Tandis que les normes dans l’Union européenne se sont multipliées ces dernières années, le directeur général de Renault appelle à lever le pied. En effet, invité à l’événement Future of the Car, organisé le 14 mai 2026 à Londres par le Financial Times, François Provost a appelé Bruxelles à geler pendant dix ans la réglementation européenne. Selon lui, cela permettrait à Renault de baisser le prix de ses petites voitures et de se concentrer sur l’électrification du parc.
“Ce que je propose à l’UE […] c’est que nous prenions la réglementation telle qu’elle est aujourd’hui, celle qui s’applique à la R5, à la Clio, et que nous la gelions pendant 10 ans”, a-t-il affirmé lors de son intervention. “En faisant cela, croyez-moi, tous nos ingénieurs, qui aujourd’hui font face à un tsunami de réglementations européennes, pourront consacrer du temps et des ressources à faire baisser les prix” et se concentrer “sur l’électrification”, a-t-il ajouté lors de l’événement.
Ne pas diminuer, mais geler la réglementation
Pour répondre à la concurrence chinoise, dans son plan de soutien au secteur automobile présenté en décembre 2025, la Commission européenne avait dit vouloir soutenir le développement d’une nouvelle catégorie de petits véhicules électriques, dite “M1e”, notamment en réduisant au minimum l’introduction de nouvelles obligations réglementaires pendant dix ans.

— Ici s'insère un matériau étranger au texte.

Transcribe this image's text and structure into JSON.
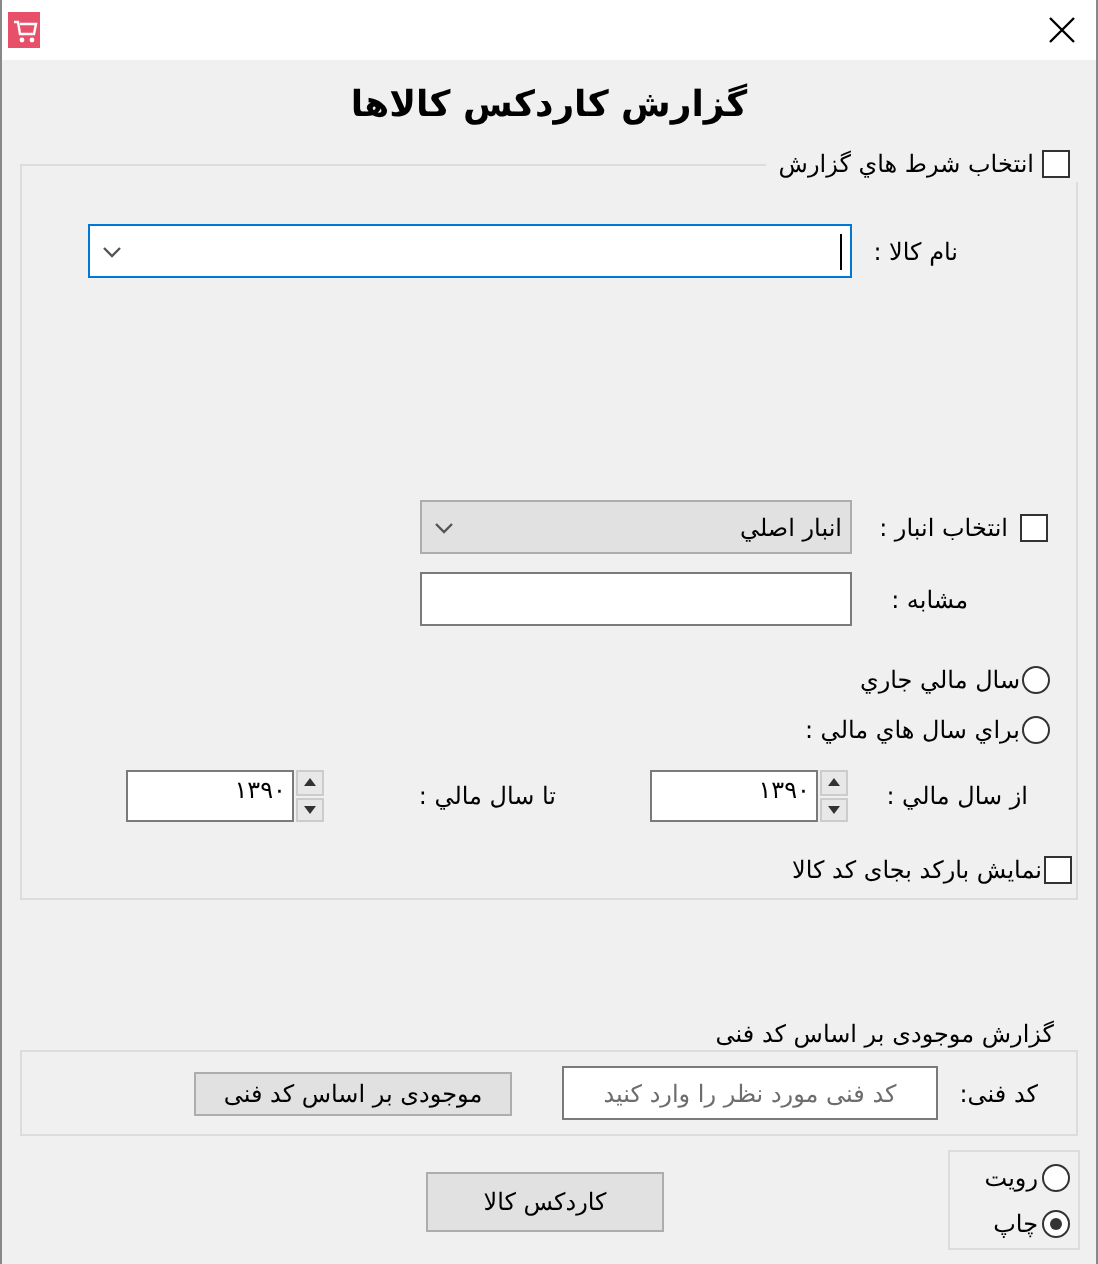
{
  "heading": "گزارش کاردکس کالاها",
  "conditions": {
    "label": "انتخاب شرط هاي گزارش",
    "checked": false
  },
  "item_name": {
    "label": "نام کالا :",
    "focused": true
  },
  "warehouse": {
    "label": "انتخاب انبار :",
    "checked": false,
    "value": "انبار اصلي",
    "disabled": true
  },
  "similar": {
    "label": "مشابه :"
  },
  "year_options": [
    {
      "label": "سال مالي جاري",
      "selected": false
    },
    {
      "label": "براي سال هاي مالي :",
      "selected": false
    }
  ],
  "from_year": {
    "label": "از سال مالي :",
    "value": "۱۳۹۰"
  },
  "to_year": {
    "label": "تا سال مالي :",
    "value": "۱۳۹۰"
  },
  "barcode": {
    "label": "نمایش بارکد بجای کد کالا",
    "checked": false
  },
  "tech_code": {
    "title": "گزارش موجودی بر اساس کد فنی",
    "label": "کد فنی:",
    "placeholder": "کد فنی مورد نظر را وارد کنید",
    "button": "موجودی بر اساس کد فنی"
  },
  "output_options": [
    {
      "label": "رویت",
      "selected": false
    },
    {
      "label": "چاپ",
      "selected": true
    }
  ],
  "main_button": "کاردکس کالا"
}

“Je soutiens la proposition de la Commission”, a déclaré François Provost le 14 mai 2026, insistant sur le fait qu’il “ne recommande pas de diminuer le niveau de réglementation, mais de le geler”. “Cela permettra assurément de relancer le marché européen, car le cœur du marché européen, ce sont les voitures compactes”, a-t-il expliqué.
Les ventes de voitures électriques neuves en France ont bondi de 48 % au cours des quatre premiers mois de 2026, selon des chiffres publiés au début du mois par la Plateforme automobile (PFA), qui regroupe les professionnels du secteur dans l’Hexagone.
Ces chiffres étaient notamment dopés par les bons scores de vente de la Renault 5 et par la progression des marques chinoises, qui renforcent la concurrence sur un marché automobile global toujours en berne. Le groupe Renault avait publié le mois dernier un chiffre d’affaires en hausse de 7,3 % au premier trimestre, soutenu notamment par l’augmentation des ventes de modèles électriques.